Vapid and uninspired, this spiritless shell of a film demonstrates everything wrong with Oscar bait, with one-dimensional performances, terrible structure and pacing and inept storytelling. Gold is awful, worthless cinema and almost as bad as 2015's The Big Short.
Dean Devlin's Geostorm represents blockbuster film-making at its most incompetent; this horrendous example of a director out of his depth endured reshoots and post-production totalling tens of millions. But shockingly, THIS is the best version of the film they could find amidst the chaos of a first-time director helming a potential franchise-launching, seven-digit-figure production.
For the extrotionate cost of $120 million, Warner Bros handed Dean Devlin his own a film and he gifted them with one of the year's biggest bombs. A 'dead behind the eyes' ensemble cast, some of the most woeful special effects found in the 21st century and the most absurd storyline that could ever be created play-out in this cinematic catastrophe, a film that could have been perfectly frothy fun but is instead the poorest excuse of a major studio blockbuster you could dream of. So terribly stitched together and dramatically deficient, Geostorm commits every film-making sin in the book and crushes your film-loving soul in the process.

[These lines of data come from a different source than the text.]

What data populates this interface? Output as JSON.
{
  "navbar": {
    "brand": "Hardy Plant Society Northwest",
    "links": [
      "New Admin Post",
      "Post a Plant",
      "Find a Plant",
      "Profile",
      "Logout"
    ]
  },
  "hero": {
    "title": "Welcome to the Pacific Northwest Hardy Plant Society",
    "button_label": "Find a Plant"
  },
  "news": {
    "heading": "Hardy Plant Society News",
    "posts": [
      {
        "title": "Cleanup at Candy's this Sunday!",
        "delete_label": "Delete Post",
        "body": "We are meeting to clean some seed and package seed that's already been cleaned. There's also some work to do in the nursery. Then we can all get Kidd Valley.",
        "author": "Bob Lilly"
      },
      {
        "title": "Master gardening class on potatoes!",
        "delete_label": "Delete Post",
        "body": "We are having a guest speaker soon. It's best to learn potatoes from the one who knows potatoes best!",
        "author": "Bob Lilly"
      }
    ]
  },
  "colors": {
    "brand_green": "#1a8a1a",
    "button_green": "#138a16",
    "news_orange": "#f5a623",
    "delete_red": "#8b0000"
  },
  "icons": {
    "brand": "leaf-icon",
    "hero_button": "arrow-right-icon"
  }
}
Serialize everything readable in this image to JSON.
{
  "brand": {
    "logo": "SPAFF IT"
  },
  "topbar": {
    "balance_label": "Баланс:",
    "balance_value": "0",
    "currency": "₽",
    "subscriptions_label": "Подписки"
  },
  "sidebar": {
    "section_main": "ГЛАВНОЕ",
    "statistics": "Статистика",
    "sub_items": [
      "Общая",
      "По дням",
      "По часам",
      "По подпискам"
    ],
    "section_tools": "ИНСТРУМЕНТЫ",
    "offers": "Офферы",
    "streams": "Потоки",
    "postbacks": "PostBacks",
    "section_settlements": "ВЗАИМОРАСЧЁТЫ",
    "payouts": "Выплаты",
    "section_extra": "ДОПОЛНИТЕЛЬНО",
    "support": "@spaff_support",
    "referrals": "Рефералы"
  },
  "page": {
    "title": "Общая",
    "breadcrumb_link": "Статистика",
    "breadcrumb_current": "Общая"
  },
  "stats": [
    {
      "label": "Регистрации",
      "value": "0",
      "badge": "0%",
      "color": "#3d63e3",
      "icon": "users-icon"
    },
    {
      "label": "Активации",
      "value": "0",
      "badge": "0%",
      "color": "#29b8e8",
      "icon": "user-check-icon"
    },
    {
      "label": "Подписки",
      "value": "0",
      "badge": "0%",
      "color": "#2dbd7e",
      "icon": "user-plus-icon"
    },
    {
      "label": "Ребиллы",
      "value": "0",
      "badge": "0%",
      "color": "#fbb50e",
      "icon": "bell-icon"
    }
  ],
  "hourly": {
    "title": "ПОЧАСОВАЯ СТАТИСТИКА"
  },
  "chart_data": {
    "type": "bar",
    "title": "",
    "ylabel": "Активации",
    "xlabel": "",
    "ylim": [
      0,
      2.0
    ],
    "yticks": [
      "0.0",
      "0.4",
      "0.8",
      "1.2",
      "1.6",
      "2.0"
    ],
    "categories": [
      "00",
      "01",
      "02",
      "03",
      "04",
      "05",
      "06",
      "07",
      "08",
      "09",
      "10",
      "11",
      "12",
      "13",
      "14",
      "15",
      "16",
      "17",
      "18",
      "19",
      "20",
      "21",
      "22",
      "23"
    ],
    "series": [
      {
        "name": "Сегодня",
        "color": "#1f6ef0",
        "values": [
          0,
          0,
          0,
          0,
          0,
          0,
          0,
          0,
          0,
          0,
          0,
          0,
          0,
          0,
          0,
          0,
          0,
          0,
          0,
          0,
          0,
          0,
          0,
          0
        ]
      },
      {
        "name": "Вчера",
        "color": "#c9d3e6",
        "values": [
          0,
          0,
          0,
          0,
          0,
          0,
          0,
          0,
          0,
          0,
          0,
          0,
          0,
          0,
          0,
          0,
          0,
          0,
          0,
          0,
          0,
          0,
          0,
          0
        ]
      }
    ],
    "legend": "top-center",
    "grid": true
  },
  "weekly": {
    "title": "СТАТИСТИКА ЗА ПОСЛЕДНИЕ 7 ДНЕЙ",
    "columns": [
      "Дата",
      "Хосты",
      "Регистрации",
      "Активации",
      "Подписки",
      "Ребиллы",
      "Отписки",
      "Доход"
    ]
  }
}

Tsunami? Earthquake? Planes falling from the sky? I'd take any of them over experiencing this sorry excuse of a film Warner Bros pedalled out in October again. It is your moral duty as an upstanding citizen of this fine world to prevent those you know and love from subjecting themselves to the abysmal, mind-numbing and soul-destroying Geostorm.
1. Diary of a Wimpy Kid: The Long Haul
Just how awful is Diary of a Wimpy Kid: The Long Haul? So bad that I sat feeling sorry for anyone or anything that was name checked or referenced in this soft reboot. Like, the Spice Girls weren't even in this film and they no longer exist as a group but I felt terrible for their unknowing souls as Wannabe was mimed in the most cringe-inducing carpool karaoke moment to ever exist. I honestly cannot listen to that song anymore.
Just for some context, this was playing locally and out of the goodness of my heart - and because I wanted to pad by Rotten Tomatoes-certified critic page out (which you can see here) - I signed up to review this for Film Inquiry, a website I'd recently been hired for and wanted to impress with my commitment. Now, should I be asked to review anything similar, I would tender my resignation. I used my Limitless card to get in to this film for free but I still felt robbed.
The Long Haul is detestable, embarrassing and if anyone involved in the production of this film works another day, they should count their lucky stars. It's utterly awful and not only because I'm no longer the film's target audience; it is patronisingly stupid, painfully unfunny in every sense of the word and lacks all creativity, originality and effort. Every line is spoken with forced enthusiasm; every piece of dialogue is cringeworthy, eye-roll-inducing or another joke about a flying turd. It's irritatingly repetitive and without a single qualifying factor. I literally didn't know whether to cry or scream my whole way through it but god knows I ran quicker than I have ever run before for the door as soon as the credits started to roll.
Not only one the worst film of the year, but one of the very worst films I have ever, ever endured.